What I have come to learn is that the quality of the questions we ask ourselves determines the quality of our lives. Why am I so screwed up? Why can't I get over it? What's wrong with me? What will they think of me? These questions take us down familiar paths to familiar destinations. These paths are well-trodden, easy to navigate, even comfortable in their discomfort, and they are right there. Easy to find. The more we walk them, the easier they are to choose.
New questions. New results. Asking ourselves better questions will take us to completely different places. Now, when I ask myself, or my clients, "What do you love about your work?" "What's important?" "What are you curious about?" What outcome do you want?' I get different results—more importantly, so do my clients. We aren't sweeping the hard stuff under the rug. Heavens, no! But, beyond being a useful metaphor, these 'pathways' literally burrow new neural-pathways in our brains—opening and reinforcing possibilities that were previously less than obvious. We need to use our brain's ability to learn and re-wire itself wisely and with intention. Neuroplasticity is hard at work right now in your brain. Your brain will affirm what you tell it. Think about it. Your brain will send you confirmation of the messages you give it via the feelings and sensations you experience as a result.
Neuroscientific landscapes. The view from new pathways is amazing. It was challenging for me at first, as the new pathways dug through and around the old. And, it has been totally worth it. There is an expansive panoramic view from here. When I'm 'walking' these new pathways, I feel alive and whole - eager to explore. The old paths are still there, and I rarely choose them. Lately, some of them are becoming grown over and I don't even see them as options any more.
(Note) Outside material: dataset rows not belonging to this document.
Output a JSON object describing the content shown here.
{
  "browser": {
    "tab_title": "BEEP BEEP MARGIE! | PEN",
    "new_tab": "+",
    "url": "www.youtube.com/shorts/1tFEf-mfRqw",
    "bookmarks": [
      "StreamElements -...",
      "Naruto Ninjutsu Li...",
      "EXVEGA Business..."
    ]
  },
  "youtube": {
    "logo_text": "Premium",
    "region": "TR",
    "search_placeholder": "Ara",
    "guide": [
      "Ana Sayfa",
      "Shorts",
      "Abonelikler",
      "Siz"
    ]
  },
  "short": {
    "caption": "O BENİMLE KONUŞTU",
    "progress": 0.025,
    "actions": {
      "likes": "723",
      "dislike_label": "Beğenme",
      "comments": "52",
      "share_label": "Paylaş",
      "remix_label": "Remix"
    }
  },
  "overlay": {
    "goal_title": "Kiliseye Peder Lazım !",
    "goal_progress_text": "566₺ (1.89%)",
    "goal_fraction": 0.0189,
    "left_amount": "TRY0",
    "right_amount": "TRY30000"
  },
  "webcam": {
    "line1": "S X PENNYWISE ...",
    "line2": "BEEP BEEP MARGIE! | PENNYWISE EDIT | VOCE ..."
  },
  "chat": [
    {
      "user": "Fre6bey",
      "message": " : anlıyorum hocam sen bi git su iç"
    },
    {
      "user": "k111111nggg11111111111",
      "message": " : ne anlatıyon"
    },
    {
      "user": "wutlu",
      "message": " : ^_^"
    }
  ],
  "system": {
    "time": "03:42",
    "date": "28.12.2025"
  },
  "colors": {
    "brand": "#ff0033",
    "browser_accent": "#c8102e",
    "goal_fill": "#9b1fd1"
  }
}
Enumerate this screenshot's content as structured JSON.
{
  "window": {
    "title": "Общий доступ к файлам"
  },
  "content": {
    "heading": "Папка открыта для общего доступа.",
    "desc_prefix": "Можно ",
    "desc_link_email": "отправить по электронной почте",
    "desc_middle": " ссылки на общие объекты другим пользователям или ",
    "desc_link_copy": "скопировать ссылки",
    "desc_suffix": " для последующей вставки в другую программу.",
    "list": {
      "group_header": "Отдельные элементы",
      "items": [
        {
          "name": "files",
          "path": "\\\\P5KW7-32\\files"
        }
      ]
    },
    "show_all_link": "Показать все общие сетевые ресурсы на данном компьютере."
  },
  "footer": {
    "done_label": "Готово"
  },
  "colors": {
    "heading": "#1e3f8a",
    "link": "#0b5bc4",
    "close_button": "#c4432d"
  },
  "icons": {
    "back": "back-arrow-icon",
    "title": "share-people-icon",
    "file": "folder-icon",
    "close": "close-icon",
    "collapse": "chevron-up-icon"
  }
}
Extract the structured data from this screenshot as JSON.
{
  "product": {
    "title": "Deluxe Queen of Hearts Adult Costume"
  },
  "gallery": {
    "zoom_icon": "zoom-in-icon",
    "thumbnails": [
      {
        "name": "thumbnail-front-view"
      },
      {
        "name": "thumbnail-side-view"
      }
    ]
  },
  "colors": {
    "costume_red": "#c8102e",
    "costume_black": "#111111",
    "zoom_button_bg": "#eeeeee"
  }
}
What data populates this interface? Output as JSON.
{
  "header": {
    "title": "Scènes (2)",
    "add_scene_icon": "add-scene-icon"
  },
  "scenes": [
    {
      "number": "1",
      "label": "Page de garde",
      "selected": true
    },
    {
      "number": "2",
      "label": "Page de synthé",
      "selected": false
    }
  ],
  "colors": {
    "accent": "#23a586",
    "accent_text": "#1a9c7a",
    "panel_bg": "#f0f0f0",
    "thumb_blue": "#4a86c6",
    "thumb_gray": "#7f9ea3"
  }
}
I now work less as an interpreter, and more as a coach for interpreters. I'm a coach, but really I feel like a travel agent, or better, a safari guide. This kind of personal work is best approached as an adventure. I get to help people who are tired of walking their well-traveled paths, create and navigate new more fulfilling trails through their work and their lives. Things are possible that we never imagined. From personal experience, spirited educational pursuits and almost of a decade of professional coaching practice, I am solid and grounded in my belief that we can feel better. When we feel better, we are able to attend to what's in front of us. Whether it is work, relationships, making consequential choices or any aspect of our lives. There are exhilerating and interesting roads to take that lead to amazing destinations.